New paper: A new automated tool for the spectral classification of OB stars

This paper is a result of an attempt that started way back during my PhD thesis actually. back then in early 2010’s we started investigating a way to automate the spectral classification of Be X-ray binaries. The problem with these sources is that due to the strong emission in the Balmer lines they cannot be used as characteristic features for their corresponding classes. Thus, a different automated approach is needed (based on a classification scheme that we have developed in Maravelias et al. 2014). We started with a rather small sample of well-classified OB stars in the Galaxy and the Small Magellanic Cloud and implemented a Naive Bayesian Classifier, that actually proved to work very well. However, more tests and a larger sample was in need to proceed to a publication. And as time was limited I was postponing the project.

Finally Elias Kyritsis showed up as graduate student willing to deal with this. After a successful undergraduate thesis on spectral classification of BeXBs in the Large Magellanic Cloud Elias moved from the visual inspection to the automated approach.
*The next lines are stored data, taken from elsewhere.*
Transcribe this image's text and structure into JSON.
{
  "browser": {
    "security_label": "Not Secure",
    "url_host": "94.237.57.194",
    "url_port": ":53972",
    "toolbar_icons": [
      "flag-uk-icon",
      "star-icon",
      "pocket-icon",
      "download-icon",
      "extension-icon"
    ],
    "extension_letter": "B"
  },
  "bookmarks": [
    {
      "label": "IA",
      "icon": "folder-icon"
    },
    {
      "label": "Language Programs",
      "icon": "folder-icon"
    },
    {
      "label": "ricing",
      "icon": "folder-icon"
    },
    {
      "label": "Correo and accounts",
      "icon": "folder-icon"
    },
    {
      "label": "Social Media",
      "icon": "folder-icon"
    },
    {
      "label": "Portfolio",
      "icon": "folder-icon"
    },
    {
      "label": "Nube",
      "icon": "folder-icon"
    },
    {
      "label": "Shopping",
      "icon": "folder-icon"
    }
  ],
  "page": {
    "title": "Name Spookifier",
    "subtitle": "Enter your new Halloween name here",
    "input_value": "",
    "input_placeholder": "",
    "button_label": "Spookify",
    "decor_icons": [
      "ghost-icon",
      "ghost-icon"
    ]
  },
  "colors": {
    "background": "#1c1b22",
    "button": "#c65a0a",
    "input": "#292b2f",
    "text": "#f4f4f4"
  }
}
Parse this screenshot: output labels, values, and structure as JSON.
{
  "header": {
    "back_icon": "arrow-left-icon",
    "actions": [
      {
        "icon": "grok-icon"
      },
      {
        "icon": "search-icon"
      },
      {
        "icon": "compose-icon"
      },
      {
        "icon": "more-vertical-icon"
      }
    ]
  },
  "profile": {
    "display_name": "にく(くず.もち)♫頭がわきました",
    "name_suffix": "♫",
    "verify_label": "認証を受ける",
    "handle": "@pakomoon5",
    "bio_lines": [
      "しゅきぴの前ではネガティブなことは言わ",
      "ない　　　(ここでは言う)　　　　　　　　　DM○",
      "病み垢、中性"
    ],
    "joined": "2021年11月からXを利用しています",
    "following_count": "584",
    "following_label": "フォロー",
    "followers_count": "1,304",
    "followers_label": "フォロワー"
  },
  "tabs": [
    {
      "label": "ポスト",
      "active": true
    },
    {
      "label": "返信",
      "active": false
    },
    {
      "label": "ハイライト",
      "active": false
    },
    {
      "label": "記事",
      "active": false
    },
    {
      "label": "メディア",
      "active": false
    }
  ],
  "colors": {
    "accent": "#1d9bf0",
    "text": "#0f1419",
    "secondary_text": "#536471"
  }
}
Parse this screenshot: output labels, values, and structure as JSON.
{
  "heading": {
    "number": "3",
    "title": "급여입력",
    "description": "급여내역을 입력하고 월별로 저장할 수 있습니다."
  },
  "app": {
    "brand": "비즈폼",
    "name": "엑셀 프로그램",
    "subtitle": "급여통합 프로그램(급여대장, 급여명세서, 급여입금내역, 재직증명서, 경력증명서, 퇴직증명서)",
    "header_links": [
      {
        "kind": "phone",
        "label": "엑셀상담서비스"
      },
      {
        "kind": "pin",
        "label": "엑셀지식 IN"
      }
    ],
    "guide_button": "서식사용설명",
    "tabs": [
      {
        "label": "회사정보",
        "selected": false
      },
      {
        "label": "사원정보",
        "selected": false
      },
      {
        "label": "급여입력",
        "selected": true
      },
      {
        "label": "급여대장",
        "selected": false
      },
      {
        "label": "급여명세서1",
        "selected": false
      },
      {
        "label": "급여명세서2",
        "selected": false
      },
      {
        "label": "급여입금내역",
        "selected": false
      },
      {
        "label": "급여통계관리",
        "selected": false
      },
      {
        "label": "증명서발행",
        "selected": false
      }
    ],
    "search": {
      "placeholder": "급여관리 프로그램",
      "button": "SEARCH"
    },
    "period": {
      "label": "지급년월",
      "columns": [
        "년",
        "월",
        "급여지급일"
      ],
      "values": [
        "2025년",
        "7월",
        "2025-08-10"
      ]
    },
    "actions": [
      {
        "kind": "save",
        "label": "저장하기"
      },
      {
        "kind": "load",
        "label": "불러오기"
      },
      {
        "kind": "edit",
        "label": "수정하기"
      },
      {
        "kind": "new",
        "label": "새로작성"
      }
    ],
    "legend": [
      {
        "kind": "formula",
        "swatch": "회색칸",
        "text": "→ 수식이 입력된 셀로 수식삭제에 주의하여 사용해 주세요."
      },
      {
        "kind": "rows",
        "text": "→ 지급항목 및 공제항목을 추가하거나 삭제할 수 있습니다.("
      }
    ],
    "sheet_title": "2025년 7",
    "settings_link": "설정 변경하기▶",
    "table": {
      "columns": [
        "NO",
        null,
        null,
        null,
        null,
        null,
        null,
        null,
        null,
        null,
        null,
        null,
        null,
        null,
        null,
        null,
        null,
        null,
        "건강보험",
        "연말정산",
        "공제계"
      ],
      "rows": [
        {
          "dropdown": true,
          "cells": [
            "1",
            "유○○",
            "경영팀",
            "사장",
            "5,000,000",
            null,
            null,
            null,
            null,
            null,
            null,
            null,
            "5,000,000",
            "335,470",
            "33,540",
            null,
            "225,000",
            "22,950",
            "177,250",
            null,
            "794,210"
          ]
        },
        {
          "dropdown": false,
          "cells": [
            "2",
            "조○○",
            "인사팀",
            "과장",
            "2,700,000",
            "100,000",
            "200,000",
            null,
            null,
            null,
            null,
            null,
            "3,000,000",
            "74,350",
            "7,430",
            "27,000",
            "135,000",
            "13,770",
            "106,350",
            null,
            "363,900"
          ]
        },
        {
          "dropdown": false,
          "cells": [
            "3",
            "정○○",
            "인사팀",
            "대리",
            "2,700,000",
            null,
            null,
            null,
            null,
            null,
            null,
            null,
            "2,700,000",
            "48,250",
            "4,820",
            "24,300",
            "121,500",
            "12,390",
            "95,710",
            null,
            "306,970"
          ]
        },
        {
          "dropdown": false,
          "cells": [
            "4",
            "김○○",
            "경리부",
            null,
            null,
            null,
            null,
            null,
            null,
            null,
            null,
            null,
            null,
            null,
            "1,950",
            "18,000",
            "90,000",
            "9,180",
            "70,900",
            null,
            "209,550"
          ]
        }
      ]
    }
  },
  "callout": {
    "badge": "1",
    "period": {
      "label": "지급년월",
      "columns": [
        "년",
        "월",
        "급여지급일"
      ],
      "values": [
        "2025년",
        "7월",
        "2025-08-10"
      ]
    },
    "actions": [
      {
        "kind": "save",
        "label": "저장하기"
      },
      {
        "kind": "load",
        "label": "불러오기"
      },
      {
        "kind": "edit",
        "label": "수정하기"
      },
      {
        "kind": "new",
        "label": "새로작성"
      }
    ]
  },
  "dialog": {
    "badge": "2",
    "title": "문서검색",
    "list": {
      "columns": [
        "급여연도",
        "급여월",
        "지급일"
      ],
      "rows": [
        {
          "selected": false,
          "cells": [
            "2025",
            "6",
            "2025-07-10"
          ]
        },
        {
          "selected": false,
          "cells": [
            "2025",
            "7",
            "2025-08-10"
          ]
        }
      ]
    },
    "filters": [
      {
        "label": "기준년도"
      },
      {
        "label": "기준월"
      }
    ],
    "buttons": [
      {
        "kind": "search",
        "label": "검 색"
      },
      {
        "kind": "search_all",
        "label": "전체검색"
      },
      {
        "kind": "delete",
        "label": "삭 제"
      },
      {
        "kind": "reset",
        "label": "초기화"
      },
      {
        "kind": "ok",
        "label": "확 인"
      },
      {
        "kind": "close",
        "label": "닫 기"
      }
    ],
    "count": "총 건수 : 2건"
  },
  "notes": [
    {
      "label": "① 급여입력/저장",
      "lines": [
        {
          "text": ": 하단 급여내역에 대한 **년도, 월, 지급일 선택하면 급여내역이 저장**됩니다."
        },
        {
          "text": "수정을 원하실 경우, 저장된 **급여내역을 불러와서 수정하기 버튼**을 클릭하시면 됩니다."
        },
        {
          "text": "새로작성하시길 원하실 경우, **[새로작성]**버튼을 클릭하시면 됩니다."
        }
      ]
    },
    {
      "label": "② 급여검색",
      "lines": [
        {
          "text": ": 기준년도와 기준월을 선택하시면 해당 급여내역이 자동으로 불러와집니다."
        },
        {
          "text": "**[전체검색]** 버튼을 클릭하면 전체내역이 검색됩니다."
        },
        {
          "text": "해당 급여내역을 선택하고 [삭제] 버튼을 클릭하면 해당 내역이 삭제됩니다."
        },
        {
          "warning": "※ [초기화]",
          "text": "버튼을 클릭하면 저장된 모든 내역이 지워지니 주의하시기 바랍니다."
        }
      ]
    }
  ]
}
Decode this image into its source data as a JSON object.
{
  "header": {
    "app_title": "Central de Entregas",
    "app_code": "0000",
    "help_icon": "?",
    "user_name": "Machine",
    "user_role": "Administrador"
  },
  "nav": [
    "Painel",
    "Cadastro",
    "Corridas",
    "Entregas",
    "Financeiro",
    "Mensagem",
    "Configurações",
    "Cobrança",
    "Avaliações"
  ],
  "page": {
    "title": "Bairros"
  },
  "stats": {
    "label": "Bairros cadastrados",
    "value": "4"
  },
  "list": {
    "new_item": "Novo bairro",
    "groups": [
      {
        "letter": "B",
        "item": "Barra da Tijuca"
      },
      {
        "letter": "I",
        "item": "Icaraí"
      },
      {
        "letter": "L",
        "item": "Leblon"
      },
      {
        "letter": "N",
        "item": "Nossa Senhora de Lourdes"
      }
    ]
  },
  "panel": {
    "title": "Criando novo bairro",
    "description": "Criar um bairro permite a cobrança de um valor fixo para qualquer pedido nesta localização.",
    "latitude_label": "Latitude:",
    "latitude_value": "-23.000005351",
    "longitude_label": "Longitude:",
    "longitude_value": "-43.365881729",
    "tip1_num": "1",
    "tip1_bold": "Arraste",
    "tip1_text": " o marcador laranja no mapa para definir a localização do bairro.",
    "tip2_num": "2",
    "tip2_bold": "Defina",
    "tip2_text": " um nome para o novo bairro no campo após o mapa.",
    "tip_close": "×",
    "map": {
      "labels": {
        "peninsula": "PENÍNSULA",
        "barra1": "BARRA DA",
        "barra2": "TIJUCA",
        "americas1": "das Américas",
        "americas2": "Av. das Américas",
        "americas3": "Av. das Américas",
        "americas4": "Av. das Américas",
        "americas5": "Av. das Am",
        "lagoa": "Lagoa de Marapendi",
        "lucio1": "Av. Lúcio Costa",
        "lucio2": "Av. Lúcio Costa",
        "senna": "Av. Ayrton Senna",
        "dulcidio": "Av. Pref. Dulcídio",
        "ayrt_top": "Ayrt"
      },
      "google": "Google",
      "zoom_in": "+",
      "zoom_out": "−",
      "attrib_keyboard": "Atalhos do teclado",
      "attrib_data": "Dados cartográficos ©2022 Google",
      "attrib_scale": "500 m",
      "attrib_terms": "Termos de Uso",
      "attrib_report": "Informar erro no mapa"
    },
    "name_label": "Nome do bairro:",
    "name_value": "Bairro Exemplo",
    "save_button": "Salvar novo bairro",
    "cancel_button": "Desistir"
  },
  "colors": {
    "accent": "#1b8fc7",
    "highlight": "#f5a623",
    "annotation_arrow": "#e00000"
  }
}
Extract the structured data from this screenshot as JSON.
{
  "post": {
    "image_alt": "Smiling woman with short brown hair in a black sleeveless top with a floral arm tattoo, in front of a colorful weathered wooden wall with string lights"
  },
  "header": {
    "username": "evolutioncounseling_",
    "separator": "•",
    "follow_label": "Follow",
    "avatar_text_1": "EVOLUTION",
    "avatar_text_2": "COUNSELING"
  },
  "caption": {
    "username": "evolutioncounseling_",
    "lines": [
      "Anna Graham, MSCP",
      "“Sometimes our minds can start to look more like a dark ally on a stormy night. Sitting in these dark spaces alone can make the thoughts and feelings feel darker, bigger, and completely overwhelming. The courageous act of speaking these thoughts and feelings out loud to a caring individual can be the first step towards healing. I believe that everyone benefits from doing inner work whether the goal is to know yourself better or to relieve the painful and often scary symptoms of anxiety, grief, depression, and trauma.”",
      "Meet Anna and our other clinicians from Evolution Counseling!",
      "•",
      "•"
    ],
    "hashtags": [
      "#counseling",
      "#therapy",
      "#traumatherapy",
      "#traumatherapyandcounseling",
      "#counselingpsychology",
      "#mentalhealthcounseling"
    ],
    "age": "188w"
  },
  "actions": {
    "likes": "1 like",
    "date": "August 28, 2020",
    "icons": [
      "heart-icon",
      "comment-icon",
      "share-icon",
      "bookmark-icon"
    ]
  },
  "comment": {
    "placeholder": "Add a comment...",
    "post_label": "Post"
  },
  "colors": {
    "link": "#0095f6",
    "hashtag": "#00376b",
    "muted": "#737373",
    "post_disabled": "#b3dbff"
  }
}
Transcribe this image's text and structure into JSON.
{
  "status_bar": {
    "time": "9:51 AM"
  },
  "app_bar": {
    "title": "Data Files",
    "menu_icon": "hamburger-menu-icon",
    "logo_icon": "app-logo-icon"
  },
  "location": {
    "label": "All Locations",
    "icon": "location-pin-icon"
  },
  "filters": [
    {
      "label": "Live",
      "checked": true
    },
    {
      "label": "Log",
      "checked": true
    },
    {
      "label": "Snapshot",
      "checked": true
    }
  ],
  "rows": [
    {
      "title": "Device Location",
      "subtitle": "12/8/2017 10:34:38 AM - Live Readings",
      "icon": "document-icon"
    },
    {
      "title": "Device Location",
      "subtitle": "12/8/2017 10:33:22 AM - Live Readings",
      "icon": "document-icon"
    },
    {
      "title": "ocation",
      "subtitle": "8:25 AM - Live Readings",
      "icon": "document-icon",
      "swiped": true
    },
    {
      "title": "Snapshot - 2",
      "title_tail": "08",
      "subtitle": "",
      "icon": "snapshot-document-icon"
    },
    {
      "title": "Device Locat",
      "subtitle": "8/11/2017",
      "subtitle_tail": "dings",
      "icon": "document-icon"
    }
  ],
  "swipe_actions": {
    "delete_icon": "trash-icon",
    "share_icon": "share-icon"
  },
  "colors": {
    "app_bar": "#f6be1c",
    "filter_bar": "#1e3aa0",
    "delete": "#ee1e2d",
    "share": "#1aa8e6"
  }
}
He was successful in many fields: increasing drastically the sample, trying/optimizing/developing a different machine-learning approach, improving the line measurements, and submitting the paper to A&A. His tremendous effort has paid out finally!

I am really excited about this journey and his accomplishment. Without his help this project will at least delayed a loooooot! Thanks Elia!


A new automated tool for the spectral classification of OB stars

E. Kyritsis, G. Maravelias, A. Zezas, P. Bonfini, K. Kovlakas, P. Reig

(abridged) We develop a tool for the automated spectral classification of OB stars according to their sub-types. We use the regular Random Forest (RF) algorithm, the Probabilistic RF (PRF), and we introduce the KDE-RF method which is a combination of the Kernel-Density Estimation and the RF algorithm. We train the algorithms on the Equivalent Width (EW) of characteristic absorption lines (features) measured in high-quality spectra from large Galactic (LAMOST,GOSSS) and extragalactic surveys (2dF,VFTS) with available spectral-types and luminosity classes. We find that the overall accuracy score is ∼70% with similar results across all approaches. We show that the full set of 17 spectral lines is needed to reach the maximum performance per spectral class. We apply our model in other observational data sets providing examples of potential application of our classifier on real science cases. We find that it performs well for both single massive stars and for the companion massive stars in Be X-ray binaries. In addition, we propose a reduced 10-features scheme that can be applied to large data sets with lower S/N. The similarity in the performances of our models indicates the robustness and the reliability of the RF algorithm when it is used for the spectral classification of early-type stars. The score of ∼70% is high if we consider (a) the complexity of such multi-class classification problems, (b) the intrinsic scatter of the EW distributions within the examined spectral classes, and (c) the diversity of the training set since we use data obtained from different surveys with different observing strategies. In addition, the approach presented in this work, is applicable to data of different quality and of different format (e.g.,absolute or normalized flux) while our classifier is agnostic to the Luminosity Class of a star and, as much as possible, metallicity independent.

arXiv:2110.10669

Fig. 8.Top left panel shows the confusion matrix of the best RF model applied to the test sample. The right panel shows the confusion matrix of the PRF best model applied to the same data set. The bottom panel shows the confusion matrix of the KDE-RF method. The overall accuracy is the same for all algorithms, 70 %, with the majority of misclassified objects belonging to neighboring classes, indicating the reliability of the algorithms.